Quizá fuera pertinente llevar a cabo un libro de estas características desde nuestra propia circunstancia de lectores hispanos, con referentes tomados de nuestro propio acervo cultural. Al igual que ocurre con la Tradición Clásica, la enseñanza del latín y su literatura presenta características nacionales distintas en cada país. La tarea, sin embargo, no es sencilla, ya desde el mero hecho de poder encontrar un editor valiente que se atreviera a publicar un libro de estas características. Los libros de Stroh y de Gardini parecen haber sido “best Sellers”, en la medida de sus circunstancias. De hecho, el otro día, paseando por la FNAC del centro comercial Madrid Rio2 me encontré varios ejemplares destacados en un expositor de la obra de Gardini.

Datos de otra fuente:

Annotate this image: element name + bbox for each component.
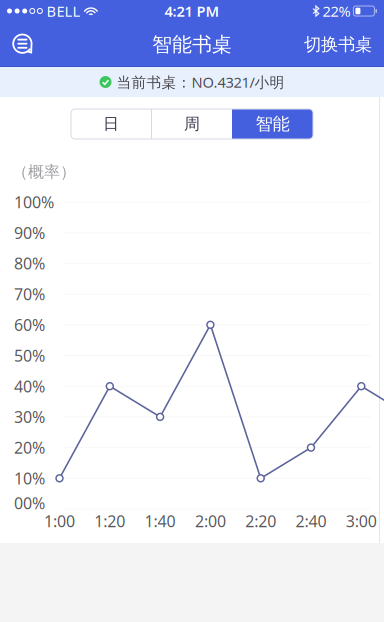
button[interactable]: 周	[152, 109, 232, 139]
staticText: （概率）	[12, 162, 76, 182]
staticText: 22%	[322, 1, 350, 21]
staticText: 智能书桌	[152, 32, 232, 57]
staticText: 30%	[14, 406, 45, 428]
staticText: 智能	[256, 113, 290, 135]
staticText: 80%	[14, 253, 45, 274]
staticText: BELL	[46, 1, 80, 21]
staticText: 00%	[14, 492, 45, 514]
staticText: 90%	[14, 222, 45, 243]
staticText: 20%	[14, 437, 45, 458]
staticText: 100%	[14, 191, 54, 213]
staticText: 2:40	[296, 510, 326, 532]
staticText: 1:00	[44, 510, 75, 532]
staticText: 当前书桌：NO.4321/小明	[116, 72, 284, 92]
staticText: 40%	[14, 376, 45, 397]
button[interactable]: 消息	[0, 22, 46, 66]
staticText: 60%	[14, 314, 45, 335]
button[interactable]: 智能	[232, 109, 313, 139]
button[interactable]: 切换书桌	[292, 22, 384, 66]
staticText: 4:21 PM	[164, 1, 220, 21]
staticText: 切换书桌	[304, 34, 372, 55]
button[interactable]: 日	[71, 109, 151, 139]
staticText: 10%	[14, 468, 45, 489]
staticText: 70%	[14, 284, 45, 305]
staticText: 2:00	[195, 510, 226, 532]
staticText: 3:00	[346, 510, 377, 532]
staticText: 1:40	[145, 510, 176, 532]
staticText: 周	[184, 114, 200, 134]
staticText: 1:20	[94, 510, 125, 532]
staticText: 日	[103, 114, 119, 134]
staticText: 50%	[14, 345, 45, 366]
staticText: 2:20	[245, 510, 276, 532]
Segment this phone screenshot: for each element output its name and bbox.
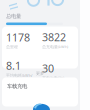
staticText: 8.1 (6, 58, 21, 73)
staticText: 总里程 (6, 44, 18, 49)
staticText: 3822 (42, 30, 66, 44)
staticText: 1178 (6, 30, 30, 44)
staticText: 充电次数(次) (42, 75, 64, 81)
staticText: 平均电耗(kWh/100km) (6, 73, 32, 83)
staticText: 30 (42, 61, 54, 75)
staticText: 更多 (36, 71, 44, 76)
staticText: 车载充电 (7, 83, 27, 90)
staticText: 总充电量(kWh) (42, 44, 68, 50)
staticText: 总电量 (6, 13, 21, 20)
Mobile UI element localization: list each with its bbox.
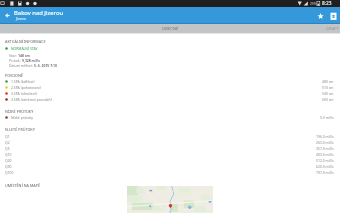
button[interactable]: GRAFY: [326, 24, 339, 33]
staticText: 540 cm: [322, 91, 334, 96]
staticText: 2.SPA (pohotovost): [11, 85, 41, 90]
staticText: AKTUÁLNÍ INFORMACE: [5, 39, 46, 44]
staticText: 5.0 m3/s: [320, 115, 334, 120]
staticText: 797.0 m3/s: [316, 170, 334, 175]
staticText: Datum měření:: [9, 63, 34, 68]
staticText: N-LETÉ PRŮTOKY: [5, 127, 35, 132]
staticText: Q2: [5, 140, 10, 145]
staticText: 263.0 m3/s: [316, 140, 334, 145]
staticText: 8:23: [322, 0, 332, 7]
staticText: Stav:: [9, 53, 18, 58]
staticText: 512.0 m3/s: [316, 158, 334, 163]
staticText: 9,328 m3/s: [22, 58, 40, 63]
staticText: 3.SPA (extrémní povodeň): [11, 97, 52, 102]
staticText: GRAFY: [326, 26, 339, 31]
staticText: 5. 6. 2015 7:10: [34, 63, 57, 68]
staticText: 403.0 m3/s: [316, 152, 334, 157]
staticText: 357.0 m3/s: [316, 146, 334, 151]
staticText: 3.SPA (ohrožení): [11, 91, 37, 96]
staticText: NÍZKÉ PRŮTOKY: [5, 109, 34, 114]
staticText: 1.SPA (bdělost): [11, 79, 35, 84]
staticText: 148 cm: [18, 53, 30, 58]
staticText: 480 cm: [322, 79, 334, 84]
staticText: Q50: [5, 164, 12, 169]
staticText: 600 cm: [322, 97, 334, 102]
staticText: Q1: [5, 134, 10, 139]
button[interactable]: Report: [327, 9, 340, 22]
staticText: Průtok:: [9, 58, 22, 63]
button[interactable]: Favorite: [314, 9, 327, 22]
staticText: NORMÁLNÍ STAV: [11, 46, 38, 51]
staticText: 620.0 m3/s: [316, 164, 334, 169]
staticText: 510 cm: [322, 85, 334, 90]
staticText: Q10: [5, 152, 12, 157]
staticText: Nízké průtoky: [11, 115, 34, 120]
staticText: Q100: [5, 170, 14, 175]
staticText: UMÍSTĚNÍ NA MAPĚ: [5, 183, 41, 188]
staticText: Q5: [5, 146, 10, 151]
staticText: 196.0 m3/s: [316, 134, 334, 139]
button[interactable]: OBECNÉ: [142, 24, 199, 33]
staticText: 29%: [310, 2, 317, 6]
staticText: OBECNÉ: [162, 26, 179, 31]
button[interactable]: Back: [0, 8, 14, 23]
staticText: Q20: [5, 158, 12, 163]
button[interactable]: Map location: [127, 186, 213, 213]
staticText: POVODNĚ: [5, 73, 23, 78]
staticText: Jizera: [16, 16, 26, 21]
staticText: Bakov nad Jizerou: [14, 9, 64, 17]
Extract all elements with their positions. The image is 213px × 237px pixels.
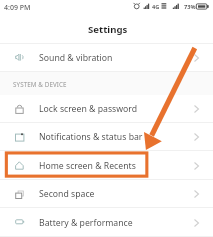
button[interactable]: Home screen & Recents [0,152,213,180]
staticText: Notifications & status bar [39,131,143,143]
staticText: Home screen & Recents [39,160,136,172]
staticText: 73% [184,3,196,11]
button[interactable]: Sound & vibration [0,44,213,72]
button[interactable]: Battery & performance [0,209,213,237]
staticText: 4G [152,3,160,11]
staticText: Battery & performance [39,217,133,229]
button[interactable]: Lock screen & password [0,95,213,123]
staticText: Second space [39,188,95,200]
staticText: Settings [88,23,128,36]
staticText: Sound & vibration [39,52,113,64]
staticText: Lock screen & password [39,103,138,115]
button[interactable]: Notifications & status bar [0,123,213,151]
button[interactable]: Second space [0,180,213,208]
staticText: SYSTEM & DEVICE [13,80,67,89]
staticText: 4:09 PM [4,3,31,13]
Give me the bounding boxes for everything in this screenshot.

Es cierto que, en lo que a este tipo de ensayos respecta, nuestros editores prefieren guiarse por libros que vengan del extranjero, ya avalados por cierto interés editorial, antes que embarcarse en la creación de un producto propio. En cualquier caso, al margen de que llegue a existir un libro propio sobre este asunto en España, hay toda una historia cultural subyacente, a menudo ingrata, pero poblada de pequeños hitos que la harían, con seguridad, inolvidable. Recuerdo la jocosa crítica que Moratín hacía acerca de un falso erudito en su Derrota de los pedantes. El “sabio” en cuestión, utilizaba la frase horaciana Pauperiem pati (“soportar la pobreza”) con un sentido bien errado y bien castizo: “pauperiem (“la pobreza”) pa-ti (“para ti”), que yo no la quiero”. Y no me olvido del glorioso comienzo del Quijote traducido al latín macarrónico que compuso aquel inmortal alcarreño llamado Ignacio Calvo: “In uno lugare manchego, pro cujus nomine non volo calentare cascos…”. El latín, de maneras harto peculiares, también ha formado parte de la historia de los españoles.
En fin, lo dicho, que más latín y menos barbarie. DIXI. FRANCISCO GARCÍA JURADO, CATEDRÁTICO DE FILOLOGÍA LATINA DE LA UNIVERSIDAD COMPLUTENSE.